NVMM does not suffer from the page/block, program/erase mismatch, so it does not need complex maps or garbage collection. As a result, NVMMs can, should, and do dispense with most of the FTL, but they do need wear-leveling, and the only reasonable place to implement wear-leveling for NVMMs is in hardware.
To see why the alternative, software, is a non-starter, consider the challenges of implementing wear-leveling in software. First, which software layer should perform wear-leveling? The file system must be involved because it implements normal file IO and decides where data and metadata are stored. Indeed, techniques like copy-on-write and log-structuring seem good for wear-leveling of file data and some metadata. However, there are likely to be some “hot spots” (e.g., the super block) that may wear out anyway.
The file system designer could try to ensure that all NVMM data structures move around in NVMM, but the software engineering challenges are daunting: How should we test the file system to make sure that the migration system doesn’t introduce new bugs? How do you ensure that it prevents hot spots? How do ensure that new hotspots don’t appear as the file system evolves? These problems are not unsolvable, but file systems are complex and buggy enough as it is. Further, the details of how wear-leveling should work depend on the particular media, requiring the file system to understand those details, a further source of bugs and complexity.
It gets worse, though, since DAX mmap() means that solving these problem is not enough. Applications that access NVMM via loads and stores will need to implement wear-leveling too. The same set of testing and verification challenges arise, but in the absence of the rigour that file system design and testing (hopefully) enjoys. It is more than likely that buggy application wear-leveling techniques will cause both application bugs and hot spots. Bugs are the application’s problem, but hot spots physically damage the system’s hardware, something software should not be able to do.
Implementing wear-leveling in hardware, by contrast, is simple and efficient. Start-gap wear-leveling is an elegant scheme for wear-leveling NVMMs developed by Moin Qureshi’s group while he was working at IBM (he’s now at Georgia Tech). In essence, it slowly rotates the physical address space across the NVMM on a single DIMM, and keeps track of the current offset so it is easy to find data after it has been written. We implemented start-gap wear leveling in an FPGA for a PCM-based SSD we built in 2011. It took about 100 lines of Verilog, added two cycles to memory latency, and had no measurable impact on performance.
Start-gap applies to all operations equally whether they operate on application data or file system metadata.
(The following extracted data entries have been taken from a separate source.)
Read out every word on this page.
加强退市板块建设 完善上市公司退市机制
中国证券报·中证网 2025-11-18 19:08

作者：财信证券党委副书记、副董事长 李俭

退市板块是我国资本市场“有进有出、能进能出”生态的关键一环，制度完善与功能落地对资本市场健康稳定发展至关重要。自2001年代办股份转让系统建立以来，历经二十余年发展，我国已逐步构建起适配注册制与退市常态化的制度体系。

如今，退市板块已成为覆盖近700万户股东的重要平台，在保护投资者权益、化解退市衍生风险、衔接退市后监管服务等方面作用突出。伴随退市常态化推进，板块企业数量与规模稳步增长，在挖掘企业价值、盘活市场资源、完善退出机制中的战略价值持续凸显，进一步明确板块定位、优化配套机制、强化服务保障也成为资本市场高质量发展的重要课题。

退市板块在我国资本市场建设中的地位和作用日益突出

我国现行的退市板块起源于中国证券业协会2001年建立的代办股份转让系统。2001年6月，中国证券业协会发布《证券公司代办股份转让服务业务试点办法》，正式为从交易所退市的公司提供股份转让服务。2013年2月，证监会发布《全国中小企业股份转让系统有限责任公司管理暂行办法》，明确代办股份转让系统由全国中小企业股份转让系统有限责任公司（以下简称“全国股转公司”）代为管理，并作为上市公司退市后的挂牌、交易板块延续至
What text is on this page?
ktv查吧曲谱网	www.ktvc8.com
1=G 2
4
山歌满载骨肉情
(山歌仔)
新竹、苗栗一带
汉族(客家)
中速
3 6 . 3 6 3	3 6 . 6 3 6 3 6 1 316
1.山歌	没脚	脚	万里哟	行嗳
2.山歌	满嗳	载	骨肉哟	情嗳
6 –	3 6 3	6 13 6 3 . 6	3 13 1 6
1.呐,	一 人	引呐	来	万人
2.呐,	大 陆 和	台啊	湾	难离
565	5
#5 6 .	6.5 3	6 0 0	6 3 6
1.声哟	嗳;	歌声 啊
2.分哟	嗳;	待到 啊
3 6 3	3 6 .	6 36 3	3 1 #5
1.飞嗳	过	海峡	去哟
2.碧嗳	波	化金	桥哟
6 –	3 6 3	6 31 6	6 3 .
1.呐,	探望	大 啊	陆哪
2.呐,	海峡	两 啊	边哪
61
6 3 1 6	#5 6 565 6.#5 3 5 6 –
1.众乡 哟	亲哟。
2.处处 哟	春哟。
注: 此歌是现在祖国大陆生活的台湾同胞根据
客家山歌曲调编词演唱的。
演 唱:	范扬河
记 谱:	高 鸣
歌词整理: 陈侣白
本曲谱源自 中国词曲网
Everything is covered all the time, and software does not need to do a thing. Even better, the memory controller can adjust start-gap’s parameters to match the needs of the media at hand.
Cross-Layer Data Protection
Protecting data effectively in an NVMM-based storage system requires careful thought about how media errors, software errors, and wear-out interact with hardware and software. The differences between NVMM and more familiar persistent memories (e.g., flash) require us to rethink the role each layer of system should play and when they should stay out of the way.